Redefining Mutational Profiling Using RNA-Seq: Insight into the Functional Mutational Landscape of Multiple Myeloma

Whole genome and exome sequencing (WGS, WES) have enabled the identification of mutational signatures in Multiple Myeloma (MM) and other cancer types. In studies that assess the impact of coding mutations on protein structure and function, only reads mapping to the exome are pertinent. Thus, WES is typically preferred over WGS, as it provides deeper coverage given the same amount of total reads. However, exome enrichment – a necessary step in WES, limits the ability to call mutations, as coverage is restricted to the capture regions and affected by their GC content. Furthermore, without transcriptional information, it is not possible to determine which coding mutations found by WGS or WES are expressed and, therefore, more likely to be relevant. As an alternative, RNA-seq data directly targets the transcriptome, providing deep coverage, not requiring an enrichment step and intrinsically omitting non-expressed mutations. Moreover, when RNA-seq data is already available for evaluation of gene expression profiles, one can further leverage the data to explore expressed mutational profiles. However, limitations in pipelines to analyze RNA-seq data have restricted their applicability so far.

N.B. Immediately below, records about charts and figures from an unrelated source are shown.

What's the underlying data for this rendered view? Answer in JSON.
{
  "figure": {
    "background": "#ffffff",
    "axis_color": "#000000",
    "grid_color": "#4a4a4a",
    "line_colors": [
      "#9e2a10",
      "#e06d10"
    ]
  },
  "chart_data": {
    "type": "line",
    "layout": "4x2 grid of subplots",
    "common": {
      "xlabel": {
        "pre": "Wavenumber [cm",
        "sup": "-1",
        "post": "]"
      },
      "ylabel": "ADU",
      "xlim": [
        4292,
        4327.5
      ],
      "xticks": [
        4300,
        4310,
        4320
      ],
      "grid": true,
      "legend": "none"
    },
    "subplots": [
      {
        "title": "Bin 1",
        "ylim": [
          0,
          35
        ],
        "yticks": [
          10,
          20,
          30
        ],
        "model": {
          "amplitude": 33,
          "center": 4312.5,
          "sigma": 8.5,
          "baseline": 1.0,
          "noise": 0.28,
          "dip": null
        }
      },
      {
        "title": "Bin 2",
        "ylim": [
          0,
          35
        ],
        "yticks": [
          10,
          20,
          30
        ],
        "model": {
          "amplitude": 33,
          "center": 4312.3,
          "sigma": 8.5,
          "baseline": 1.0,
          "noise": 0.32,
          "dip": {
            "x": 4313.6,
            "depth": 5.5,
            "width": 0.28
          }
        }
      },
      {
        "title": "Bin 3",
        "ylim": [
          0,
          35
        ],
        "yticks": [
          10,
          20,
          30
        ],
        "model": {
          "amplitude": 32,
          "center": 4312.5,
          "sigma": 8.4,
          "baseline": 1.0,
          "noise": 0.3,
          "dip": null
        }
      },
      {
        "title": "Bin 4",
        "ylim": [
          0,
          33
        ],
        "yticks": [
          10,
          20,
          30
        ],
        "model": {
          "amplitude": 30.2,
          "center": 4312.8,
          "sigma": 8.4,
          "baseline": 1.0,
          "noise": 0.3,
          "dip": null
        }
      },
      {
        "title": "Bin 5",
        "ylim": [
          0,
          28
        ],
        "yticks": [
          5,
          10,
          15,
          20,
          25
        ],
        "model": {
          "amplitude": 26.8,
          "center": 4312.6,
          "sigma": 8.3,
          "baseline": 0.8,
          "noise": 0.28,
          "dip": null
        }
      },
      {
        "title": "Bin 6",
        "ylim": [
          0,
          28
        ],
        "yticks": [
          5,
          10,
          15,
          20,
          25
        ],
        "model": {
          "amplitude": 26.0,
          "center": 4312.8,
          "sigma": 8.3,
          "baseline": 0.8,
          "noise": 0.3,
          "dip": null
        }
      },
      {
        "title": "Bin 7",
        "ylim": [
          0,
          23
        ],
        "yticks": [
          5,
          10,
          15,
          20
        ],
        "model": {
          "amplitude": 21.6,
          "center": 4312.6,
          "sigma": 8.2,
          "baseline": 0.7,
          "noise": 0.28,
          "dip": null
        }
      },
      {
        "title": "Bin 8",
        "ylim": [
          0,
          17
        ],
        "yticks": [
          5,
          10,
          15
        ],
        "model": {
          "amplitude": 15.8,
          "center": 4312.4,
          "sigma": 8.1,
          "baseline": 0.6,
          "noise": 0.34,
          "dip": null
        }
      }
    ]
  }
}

Using paired WES and RNA-seq data from MM patient samples, we have observed that the majority of recurrent mutations in MM occur within genes with very low or no detectable expression (only 27% of mutated genes express). Here, we have further analyzed a large RNA-seq sample set to describe a comprehensive transcriptional mutational landscape in MM and identify potential mutational driver genes. Specifically, we performed RNA-seq on CD138+ MM cells from 292 newly-diagnosed patients and 16 normal bone marrow plasma cell (NBM) samples. The unstranded 50bp paired-end reads were mapped to the human genome using MapSplice followed by a workflow for variant analysis based on GATK. Output was filtered for germline variants and technical artifacts, then evaluated computationally for functional impact, and finally further filtered at the gene level. Using this workflow we were able to identify most reported recurrently mutated genes in MM, including but not limited to TP53 (14%), NRAS (14%), KRAS (11%), ACTG1 (4%), CCND1 (4%), TRAF3 (3%), FAM46C (3%), CYLD (3%) and DIS3 (2%). Importantly, we were also able to identify novel putative mutational driver genes of lower frequency, including several genes involved in the NF-κB pathway (BCR, TAOK2, NFKBIA, PIM1) and genes coding for proteins forming the mTORC2 complex (SIN1, RICTOR, MTOR). We observe that the average mutational frequency, which is a convolution of clonality and relative allelic expression, is slightly below 0.5. Yet, we find diverse mutational frequencies across samples for each given gene. For instance, FAM46C shows a pattern representative of highly subclonal mutations, whereas CCND1 presents mostly bi-allelic and clonal mutations, and others such as TRAF3 show a wide spectrum of mutational frequencies. Further developments will be needed to deconvolve these frequencies.

We also applied the workflow to 10 of the samples for which we reported mutations at the DNA level, and observe CCND1, TP53 and KRAS to be recurrently mutated using either WES or RNA-seq. Nevertheless, some mutations are not shared, including 3 WES-exclusive BRAF mutations and one seen in CCND1 through RNA-seq only.

In conclusion, we report the first computational analysis to identify mutational driver genes using RNA-seq data, providing additional insight into the mutational landscape of MM. Our findings demonstrate that RNA-seq of unpaired tumor samples can suffice to characterize the most salient characteristics of cancer mutational landscapes.